ASSESSMENT OF RELEVANT MOLECULAR TARGETS WITH THERAPEUTIC SIGNIFICANCE IN CANINE NEOPLASMS.

Cancer is the leading cause of death in companion dogs. The high prevalence and impact on animal welfare, combined with biological and environmental similarities to humans, position canine cancers as valuable models for comparative oncology and translational research. Increasing canine life expectancy and advances in diagnostics have highlighted the need for effective, targeted therapies. While targeted therapies such as tyrosine kinase inhibitors, monoclonal antibodies, antibody-drug conjugates, and immunocytokines have transformed human oncology, their application in veterinary medicine remains limited by scant data on druggable targets in dogs. This doctoral thesis aimed to systematically assess the expression and distribution of selected molecular targets in canine tumors, focusing on aggressive, frequent, or therapeutically challenging neoplasms, and to evaluate their suitability as druggable candidates for targeted therapy and as comparative models for human cancer.

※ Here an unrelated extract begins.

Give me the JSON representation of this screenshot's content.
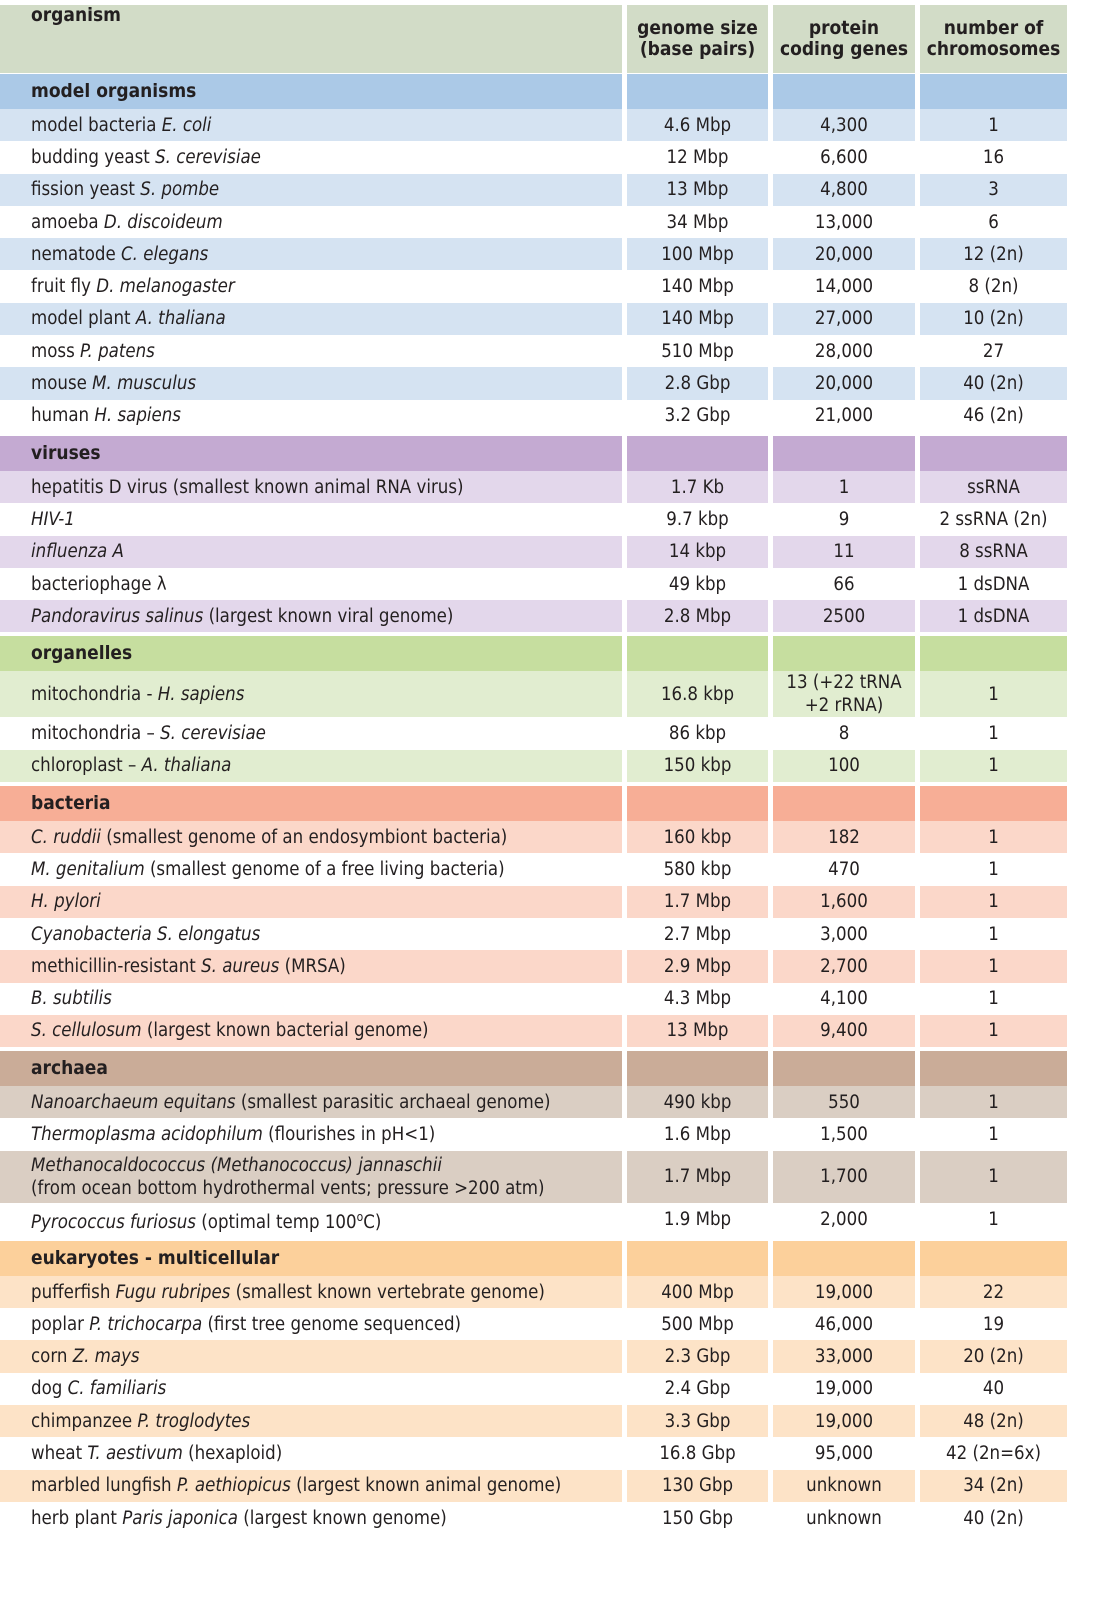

The approach combined immunohistochemistry, genetic analyses, and exploratory in vitro studies, focusing on molecules located on neoplastic cells and in the tumor microenvironment: FAP, EDB+FN, KIT (CD117), PDGFR-β, and OXTR. These molecules are involved in tumor progression, stromal remodeling, angiogenesis, and hormonal regulation. Results confirm that canine tumors can harbor multiple therapeutically relevant molecular targets. FAP and EDB+FN are promising targets for payload-delivery and immunocytokine therapies, especially in soft tissue sarcoma, AGASAC, and melanoma. KIT and PDGFR-β show potential for diagnosis and targeted treatment in sarcomas and AGASAC, while OXTR represents an innovative area for further research. The observed heterogeneity of target expression underscores the need for tailored, molecularly guided therapies.